Multiline template literals in ES6 make long strings handling easier in code. However, there are many annoying nits that prevent this option from using in many cases: code block indentation adds unwanted spaces to these strings, leading and trailing backticks break alignment or add unwanted leading and trailing line breaks.

This PR proposes 4 helper functions to mitigate these difficulties:

  1. common.tagGlue() — joins a multiline template literal seamlessly, i.e. removes all literal line breaks and leading spaces (handy to code big text blobs not intended for human reading).
  2. common.tagUnwrap() — joins a multiline template literal with a space, i.e. replaces all literal line breaks and leading spaces with a space, then trims one leading and one trailing space (handy to code long readable text lines).
  3. common.tagLFy() — preserves line breaks as \n, but removes two framing line breaks and only auxiliary indents (handy to code multiline readable text, JavaScript metacode, HTML markup etc).
  4. common.tagCRLFy() — same as tagLFy(), but replaces all literal \n by \r\n (handy to code raw HTTP requests/responses).

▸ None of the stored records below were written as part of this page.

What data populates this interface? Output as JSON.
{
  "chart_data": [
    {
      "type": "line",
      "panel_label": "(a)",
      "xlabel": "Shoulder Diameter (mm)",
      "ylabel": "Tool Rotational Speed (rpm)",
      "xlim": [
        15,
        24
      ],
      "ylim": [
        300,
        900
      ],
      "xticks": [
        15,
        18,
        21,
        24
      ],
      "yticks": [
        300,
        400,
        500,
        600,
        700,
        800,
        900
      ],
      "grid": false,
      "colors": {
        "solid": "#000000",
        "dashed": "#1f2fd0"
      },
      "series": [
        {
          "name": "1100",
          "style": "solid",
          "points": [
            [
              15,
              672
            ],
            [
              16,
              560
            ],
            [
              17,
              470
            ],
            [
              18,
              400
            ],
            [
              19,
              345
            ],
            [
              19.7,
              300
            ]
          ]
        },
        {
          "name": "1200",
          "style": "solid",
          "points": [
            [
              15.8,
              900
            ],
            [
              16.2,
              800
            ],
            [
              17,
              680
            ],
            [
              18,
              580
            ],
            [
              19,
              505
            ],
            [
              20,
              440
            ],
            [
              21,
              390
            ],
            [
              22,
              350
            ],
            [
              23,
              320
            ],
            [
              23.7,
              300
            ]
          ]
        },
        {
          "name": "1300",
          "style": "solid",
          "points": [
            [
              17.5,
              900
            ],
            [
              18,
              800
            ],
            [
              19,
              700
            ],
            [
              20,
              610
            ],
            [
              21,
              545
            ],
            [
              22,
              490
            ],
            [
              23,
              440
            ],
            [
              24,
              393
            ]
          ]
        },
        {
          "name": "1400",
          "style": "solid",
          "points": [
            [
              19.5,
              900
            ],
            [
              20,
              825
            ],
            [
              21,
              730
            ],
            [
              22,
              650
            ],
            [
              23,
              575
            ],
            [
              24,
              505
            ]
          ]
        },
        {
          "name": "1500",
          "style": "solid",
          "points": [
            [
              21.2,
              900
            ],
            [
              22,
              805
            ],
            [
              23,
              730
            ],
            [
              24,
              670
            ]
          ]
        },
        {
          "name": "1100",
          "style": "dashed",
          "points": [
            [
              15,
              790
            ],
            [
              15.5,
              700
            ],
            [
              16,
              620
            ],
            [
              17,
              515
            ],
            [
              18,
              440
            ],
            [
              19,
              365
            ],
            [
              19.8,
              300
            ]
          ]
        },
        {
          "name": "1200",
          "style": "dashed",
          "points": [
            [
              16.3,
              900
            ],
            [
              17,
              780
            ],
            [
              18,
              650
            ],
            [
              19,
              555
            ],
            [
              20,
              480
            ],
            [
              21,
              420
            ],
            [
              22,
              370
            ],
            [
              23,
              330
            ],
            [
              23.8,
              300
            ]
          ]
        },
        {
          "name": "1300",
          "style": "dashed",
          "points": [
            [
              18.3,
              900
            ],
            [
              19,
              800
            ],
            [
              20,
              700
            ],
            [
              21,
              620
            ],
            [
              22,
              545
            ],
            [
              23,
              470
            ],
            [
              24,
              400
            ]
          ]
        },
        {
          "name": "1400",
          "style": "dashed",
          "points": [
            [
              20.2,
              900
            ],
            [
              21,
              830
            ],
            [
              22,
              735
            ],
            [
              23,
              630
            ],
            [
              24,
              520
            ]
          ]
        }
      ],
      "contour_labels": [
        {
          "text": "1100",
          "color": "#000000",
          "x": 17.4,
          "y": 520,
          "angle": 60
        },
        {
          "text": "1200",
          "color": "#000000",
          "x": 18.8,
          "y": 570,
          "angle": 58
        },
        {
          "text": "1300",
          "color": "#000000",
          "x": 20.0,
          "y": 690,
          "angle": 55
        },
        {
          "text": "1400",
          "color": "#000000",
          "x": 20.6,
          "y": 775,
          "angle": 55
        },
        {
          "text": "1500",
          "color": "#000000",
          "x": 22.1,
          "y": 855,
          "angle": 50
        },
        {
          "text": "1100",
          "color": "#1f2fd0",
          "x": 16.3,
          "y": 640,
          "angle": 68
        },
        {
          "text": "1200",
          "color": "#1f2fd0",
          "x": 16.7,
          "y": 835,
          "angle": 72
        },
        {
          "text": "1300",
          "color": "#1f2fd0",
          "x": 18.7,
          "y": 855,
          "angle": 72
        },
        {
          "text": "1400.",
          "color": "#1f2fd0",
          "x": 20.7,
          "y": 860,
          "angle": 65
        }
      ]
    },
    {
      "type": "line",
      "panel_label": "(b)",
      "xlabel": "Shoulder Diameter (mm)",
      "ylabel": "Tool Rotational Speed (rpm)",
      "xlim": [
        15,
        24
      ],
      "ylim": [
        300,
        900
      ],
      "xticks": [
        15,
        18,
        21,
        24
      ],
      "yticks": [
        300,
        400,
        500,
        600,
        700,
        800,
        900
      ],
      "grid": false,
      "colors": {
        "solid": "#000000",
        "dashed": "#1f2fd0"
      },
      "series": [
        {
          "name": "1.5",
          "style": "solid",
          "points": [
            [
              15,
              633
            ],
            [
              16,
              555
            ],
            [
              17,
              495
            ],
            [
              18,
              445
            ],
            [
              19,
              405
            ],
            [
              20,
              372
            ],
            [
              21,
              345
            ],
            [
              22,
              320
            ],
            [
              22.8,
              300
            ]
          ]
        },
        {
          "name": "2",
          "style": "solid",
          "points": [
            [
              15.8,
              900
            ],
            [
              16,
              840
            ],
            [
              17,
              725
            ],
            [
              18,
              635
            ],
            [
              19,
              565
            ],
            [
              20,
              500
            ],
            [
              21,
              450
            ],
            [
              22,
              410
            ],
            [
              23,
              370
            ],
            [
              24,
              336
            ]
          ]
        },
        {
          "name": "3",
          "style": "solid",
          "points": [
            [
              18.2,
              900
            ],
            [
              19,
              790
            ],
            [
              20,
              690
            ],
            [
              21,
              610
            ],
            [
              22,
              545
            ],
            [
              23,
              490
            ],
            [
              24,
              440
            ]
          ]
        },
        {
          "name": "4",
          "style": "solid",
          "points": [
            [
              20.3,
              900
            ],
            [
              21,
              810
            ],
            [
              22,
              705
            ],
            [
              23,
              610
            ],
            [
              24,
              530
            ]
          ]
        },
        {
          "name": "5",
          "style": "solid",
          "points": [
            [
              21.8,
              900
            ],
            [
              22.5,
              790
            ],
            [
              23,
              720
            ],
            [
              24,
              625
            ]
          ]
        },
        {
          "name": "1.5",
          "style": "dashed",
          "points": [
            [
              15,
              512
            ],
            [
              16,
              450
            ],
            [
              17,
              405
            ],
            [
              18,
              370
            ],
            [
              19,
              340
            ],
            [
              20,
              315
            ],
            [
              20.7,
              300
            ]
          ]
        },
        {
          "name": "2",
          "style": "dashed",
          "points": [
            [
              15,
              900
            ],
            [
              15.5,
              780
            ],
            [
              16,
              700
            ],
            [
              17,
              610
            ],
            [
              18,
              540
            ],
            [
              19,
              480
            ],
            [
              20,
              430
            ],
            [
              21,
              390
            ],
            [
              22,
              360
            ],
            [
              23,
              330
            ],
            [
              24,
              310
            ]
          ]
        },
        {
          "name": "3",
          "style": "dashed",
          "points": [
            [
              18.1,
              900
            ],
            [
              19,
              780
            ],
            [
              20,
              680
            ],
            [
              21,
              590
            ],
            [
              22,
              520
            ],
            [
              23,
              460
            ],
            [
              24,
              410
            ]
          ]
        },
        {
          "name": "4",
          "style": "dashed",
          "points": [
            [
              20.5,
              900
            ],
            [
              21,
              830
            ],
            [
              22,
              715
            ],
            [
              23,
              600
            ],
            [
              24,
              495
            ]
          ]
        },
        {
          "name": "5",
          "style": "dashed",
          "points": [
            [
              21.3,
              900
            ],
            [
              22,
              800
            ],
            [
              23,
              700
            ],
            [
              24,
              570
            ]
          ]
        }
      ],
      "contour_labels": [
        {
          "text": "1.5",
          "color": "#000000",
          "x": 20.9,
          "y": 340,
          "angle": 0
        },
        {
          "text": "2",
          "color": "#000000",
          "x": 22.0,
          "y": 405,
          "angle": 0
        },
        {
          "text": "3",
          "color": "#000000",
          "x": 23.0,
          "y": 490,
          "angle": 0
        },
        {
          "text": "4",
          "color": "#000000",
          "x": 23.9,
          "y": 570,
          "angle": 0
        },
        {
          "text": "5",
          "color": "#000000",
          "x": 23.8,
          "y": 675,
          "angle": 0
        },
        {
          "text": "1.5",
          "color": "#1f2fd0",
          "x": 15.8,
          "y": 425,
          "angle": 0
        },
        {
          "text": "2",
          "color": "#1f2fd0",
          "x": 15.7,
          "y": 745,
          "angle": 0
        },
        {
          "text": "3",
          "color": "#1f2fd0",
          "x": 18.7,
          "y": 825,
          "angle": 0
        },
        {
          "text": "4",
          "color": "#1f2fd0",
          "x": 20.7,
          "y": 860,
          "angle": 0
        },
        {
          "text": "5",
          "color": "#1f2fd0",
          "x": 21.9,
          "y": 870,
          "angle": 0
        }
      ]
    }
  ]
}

You can see examples in the proposed doc fragments.

This PR also demonstrates the applying these functions to many test fragments.

All these functions leave interpolated variables untouched, only literal parts are processed. In most cases, these functions get multiline strings with leading and trailing line breaks: this allows to divide code noise (backticks etc) and pure data. These leading and trailing line breaks are stripped by the tag functions. This should be taken into account: if the result needs a line break in the very end, an additional line break should be added (beware, for example, HTTP raw code — see samples in the second commit).

I understand that this is a big PR and mostly based on personal taste. So see it as a strawman and feel free to reject without thorough explanations.

Though the diff seems huge, the changes are mostly trivial, concern multiline blocks formatting and are easy to skim.